Gastbeitrag: Die Nordbahntrasse verbindet die Wuppertaler

Gastbeitrag: Die Nordbahntrasse verbindet die Wuppertaler

Wie die Nordbahn zu einem innerstädtischen Geh-, Rad- und Inlinerweg wurde — fast ohne Kreuzungen.

1999 fuhr der letzte Zug auf der Rheinischen Strecke, die von Düsseldorf nach Dortmund durch den Norden von Wuppertal verläuft. Bereits 1989 gab es in der Stadtverwaltung erste Überlegungen für eine Nutzung als Freizeitweg. 2003 wurde ein Teilstück ins Radförderprogramm aufgenommen. Aufgrund fehlender Eigenmittel kam es aber nicht zur Umsetzung. Die Projektidee erhielt 2006 durch die Wuppertalbewegung e.V. neuen Schwung. Der Rat beschloss im Juni 2006, das Projekt „Nordbahntrasse“ zu unterstützen.

Foto: Uwe Schinkel

Ab 2007 erarbeitete die Stadt Förderanträge und erhielt 2008 erste Mittelzusagen vom Land. Die Wuppertalbewegung konnte 2,5 Millionen Euro Spendengelder akquirieren, davon eine Million von der Jackstädt-Stiftung. Daher trägt die Trasse den Namen „Jackstädtweg“. Die fehlenden Gelder sollten durch Eigenleistungen von Vereinsmitgliedern der Wuppertalbewegung „erwirtschaftet“ werden.

Zur Unterstützung stellte das Jobcenter rund 100 Arbeitskräfte des Wichernhauses und der Gesellschaft für Berufs- und Ausbildungsförderung bereit. Am 5. Juni 2010 wurde ein erstes 1,6 Kilometer langes, unter Regie der Wuppertalbewegung gebautes, Teilstück eröffnet.

Mit der Präzisierung der Planungen wurde deutlich, dass die mehr als 130 Jahre alten Ingenieurbauwerke nicht zu den geschätzten Kosten zu sanieren sind und Arbeiten an Fachfirmen vergeben werden müssen, um das Projekt rechtzeitig Ende 2014 fertigzustellen. Zwischen der Stadt und der Wuppertalbewegung kam es aber auch zunehmend zu Unstimmigkeiten über Art und Umfang der Bau-ausführung, woraufhin die Stadt im April 2011 die Bauherrschaft übernahm.

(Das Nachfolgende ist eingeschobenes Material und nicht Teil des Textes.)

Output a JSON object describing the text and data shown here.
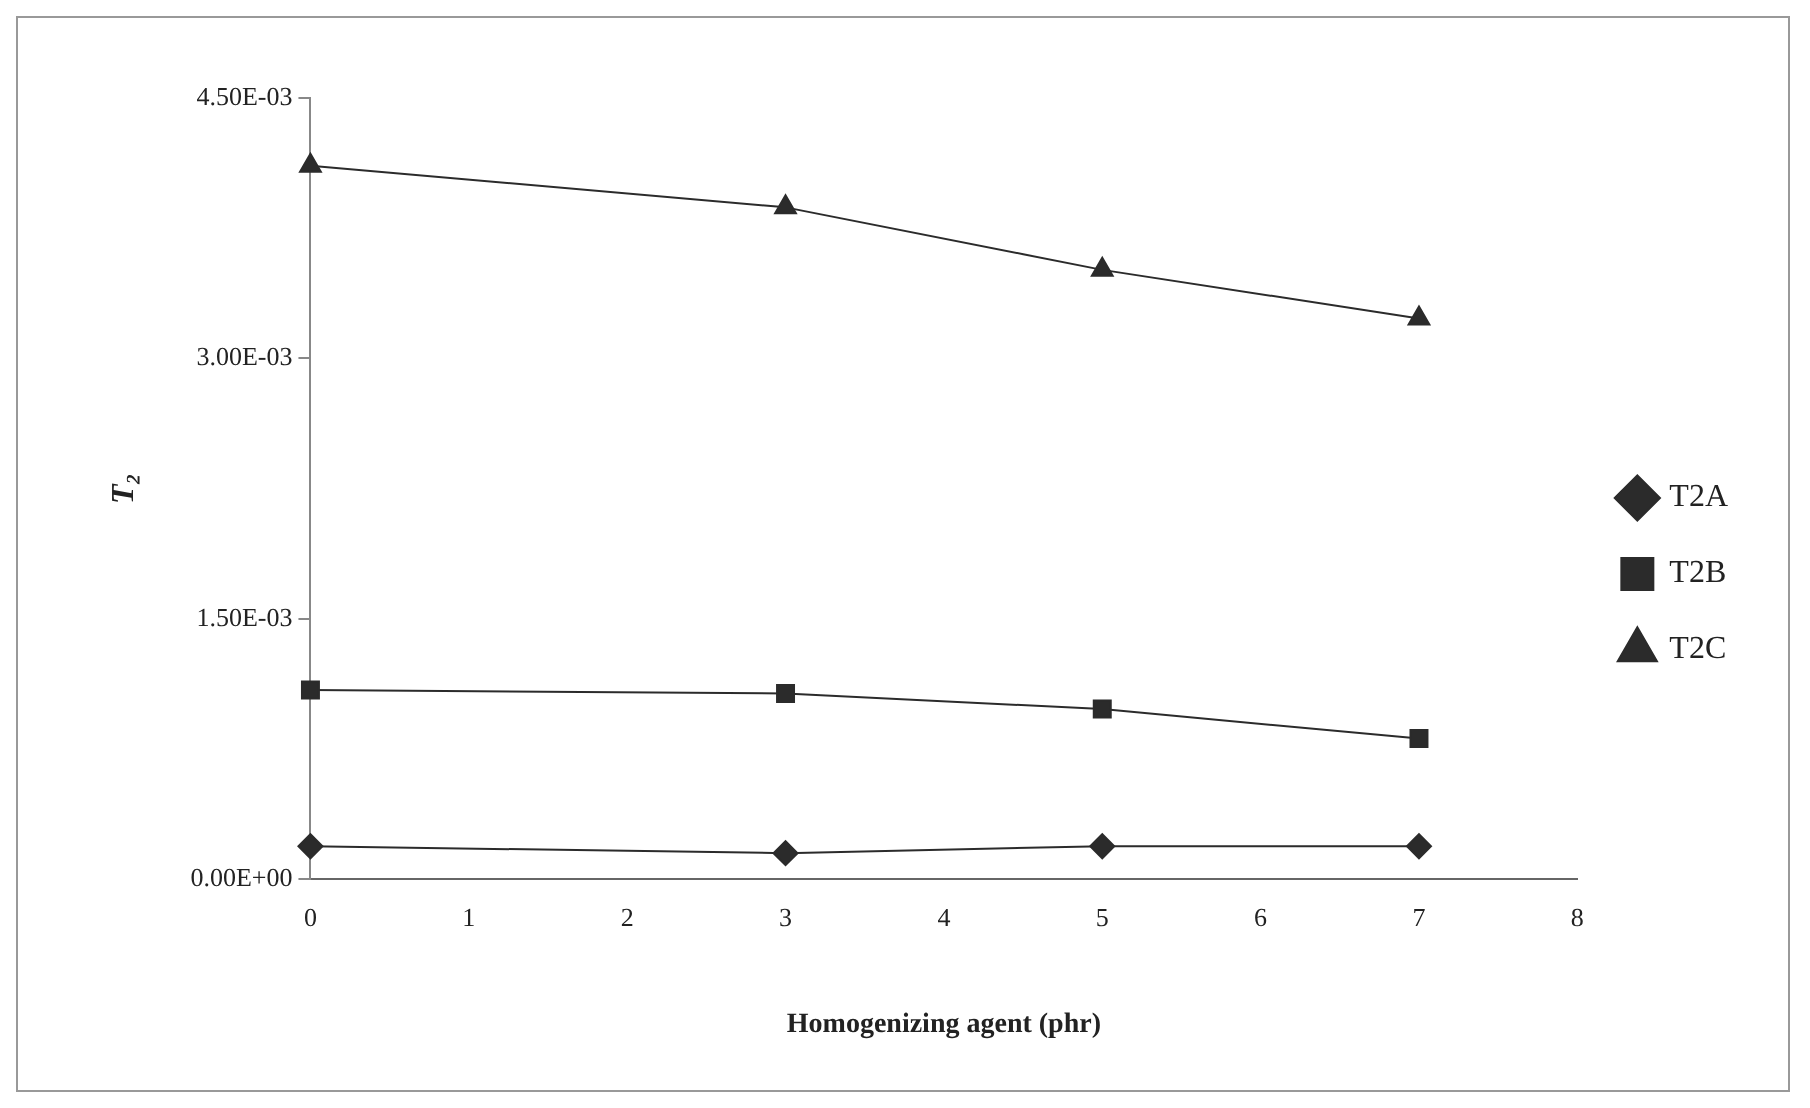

Für die mit EU-Mittel finanzierten Bereiche, also die Hälfte der Strecke, war dies wegen der komplexen Fördermittelabrechnung und Vorfinanzierung ohnehin Voraussetzung. Insgesamt wurden sechs Tunnel mit einer Gesamtlänge von 2005 Meter, 23 Brücken und 200 Stützmauern saniert. Neun Kilometer der Trasse wurden vier Meter breit asphaltiert, mit einem zwei Meter breiten gepflasterten Gehweg. Rund drei bis vier Meter breit wurden die weniger frequentierten Außenbereiche asphaltiert. Mehr als 40 Zugänge und ein Dutzend Rastplätze wird es im Endausbau geben. Auf einer Strecke von 13 Kilometern und in den sechs Tunneln wurden 500 LED-Leuchten installiert und Brücken illuminiert — ermöglicht durch 2 Millionen Euro vom Bundesforschungsministerium, die für das von Stadt und Wuppertalbewegung erstellte Beleuchtungskonzept mit artenschutzgerechter Tunnelbeleuchtung bereitgestellt wurden. Insgesamt waren beim Trassenbau 35 Firmen und 16 Büros für Planung und Gutachten beteiligt.

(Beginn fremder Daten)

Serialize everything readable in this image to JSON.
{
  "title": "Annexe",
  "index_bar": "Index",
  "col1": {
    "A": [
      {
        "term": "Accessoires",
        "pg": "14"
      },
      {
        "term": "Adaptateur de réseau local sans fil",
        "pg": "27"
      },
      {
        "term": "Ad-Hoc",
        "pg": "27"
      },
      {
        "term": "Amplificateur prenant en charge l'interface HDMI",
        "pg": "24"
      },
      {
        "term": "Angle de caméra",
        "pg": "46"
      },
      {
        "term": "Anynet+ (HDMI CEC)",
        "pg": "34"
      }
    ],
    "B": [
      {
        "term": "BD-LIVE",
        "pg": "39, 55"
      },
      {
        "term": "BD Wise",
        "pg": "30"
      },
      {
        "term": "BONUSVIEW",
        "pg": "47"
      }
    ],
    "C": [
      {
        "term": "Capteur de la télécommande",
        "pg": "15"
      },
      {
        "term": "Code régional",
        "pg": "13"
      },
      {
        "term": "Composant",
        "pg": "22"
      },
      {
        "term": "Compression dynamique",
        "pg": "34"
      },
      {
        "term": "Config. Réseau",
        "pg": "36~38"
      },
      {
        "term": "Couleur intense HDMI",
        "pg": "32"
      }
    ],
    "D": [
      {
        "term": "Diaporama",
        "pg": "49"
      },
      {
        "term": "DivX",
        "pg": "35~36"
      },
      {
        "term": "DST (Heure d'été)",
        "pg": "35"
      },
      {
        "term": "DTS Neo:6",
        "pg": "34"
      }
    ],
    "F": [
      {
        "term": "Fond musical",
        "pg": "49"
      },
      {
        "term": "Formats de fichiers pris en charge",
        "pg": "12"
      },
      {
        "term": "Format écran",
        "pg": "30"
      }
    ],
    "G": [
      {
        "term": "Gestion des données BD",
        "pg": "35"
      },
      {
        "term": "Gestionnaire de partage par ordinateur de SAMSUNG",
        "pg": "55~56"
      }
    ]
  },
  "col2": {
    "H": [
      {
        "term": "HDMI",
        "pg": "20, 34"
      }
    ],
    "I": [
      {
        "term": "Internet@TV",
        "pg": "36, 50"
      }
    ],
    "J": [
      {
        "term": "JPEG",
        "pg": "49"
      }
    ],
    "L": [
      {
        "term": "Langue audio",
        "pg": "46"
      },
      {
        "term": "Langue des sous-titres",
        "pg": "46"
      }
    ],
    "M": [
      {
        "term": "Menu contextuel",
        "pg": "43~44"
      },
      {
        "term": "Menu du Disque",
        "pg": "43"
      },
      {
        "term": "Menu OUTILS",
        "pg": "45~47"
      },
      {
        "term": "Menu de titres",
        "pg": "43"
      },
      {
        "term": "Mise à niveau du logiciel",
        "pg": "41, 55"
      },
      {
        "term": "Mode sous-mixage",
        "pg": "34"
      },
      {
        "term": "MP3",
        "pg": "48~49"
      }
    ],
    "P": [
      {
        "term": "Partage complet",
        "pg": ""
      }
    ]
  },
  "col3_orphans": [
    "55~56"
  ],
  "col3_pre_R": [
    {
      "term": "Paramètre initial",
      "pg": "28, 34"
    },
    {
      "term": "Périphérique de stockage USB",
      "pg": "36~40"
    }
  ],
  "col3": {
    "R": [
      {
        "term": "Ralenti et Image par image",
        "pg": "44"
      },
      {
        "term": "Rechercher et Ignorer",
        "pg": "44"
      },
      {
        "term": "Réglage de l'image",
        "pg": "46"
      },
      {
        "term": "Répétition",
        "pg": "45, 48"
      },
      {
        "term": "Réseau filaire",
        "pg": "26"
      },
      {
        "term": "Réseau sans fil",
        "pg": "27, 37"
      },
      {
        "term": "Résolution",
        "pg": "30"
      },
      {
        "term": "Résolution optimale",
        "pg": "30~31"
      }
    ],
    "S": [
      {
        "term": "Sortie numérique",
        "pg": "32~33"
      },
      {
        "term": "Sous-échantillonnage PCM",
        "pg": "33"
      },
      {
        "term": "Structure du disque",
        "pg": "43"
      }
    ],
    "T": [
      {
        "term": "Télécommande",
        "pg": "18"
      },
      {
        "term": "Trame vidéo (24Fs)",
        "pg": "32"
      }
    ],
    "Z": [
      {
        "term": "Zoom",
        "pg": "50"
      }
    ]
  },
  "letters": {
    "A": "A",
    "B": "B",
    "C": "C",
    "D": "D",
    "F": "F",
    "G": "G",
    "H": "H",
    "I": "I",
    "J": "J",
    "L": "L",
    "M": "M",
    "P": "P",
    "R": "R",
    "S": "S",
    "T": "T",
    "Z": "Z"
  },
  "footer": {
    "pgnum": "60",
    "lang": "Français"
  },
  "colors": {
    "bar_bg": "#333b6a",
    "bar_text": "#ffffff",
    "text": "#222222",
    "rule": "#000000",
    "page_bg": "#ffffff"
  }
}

32 Millionen Euro wurden investiert, dazu erhielt die Stadt von Bund- und Land 14,58 Millionen Euro, aus Tourismusfördermitteln weitere 7,17 Millionen Euro, davon rund 4 Millionen Euro von der EU, 2,5 Millionen Euro von der Wuppertalbewegung; der Rest erfolgte über geldwerte Leistungen des zweiten Arbeitsmarktes.

Mit der Nordbahntrasse gibt es erstmals einen nahezu kreuzungsfreien Geh- und Radweg quer durch Wuppertal — sehr begehrt für einen umweltfreundlichen Alltagsverkehr. Ein erster Beweis dafür ist die ADFC-Auszeichnung für Wuppertal als „Aufholerstadt des Jahres“.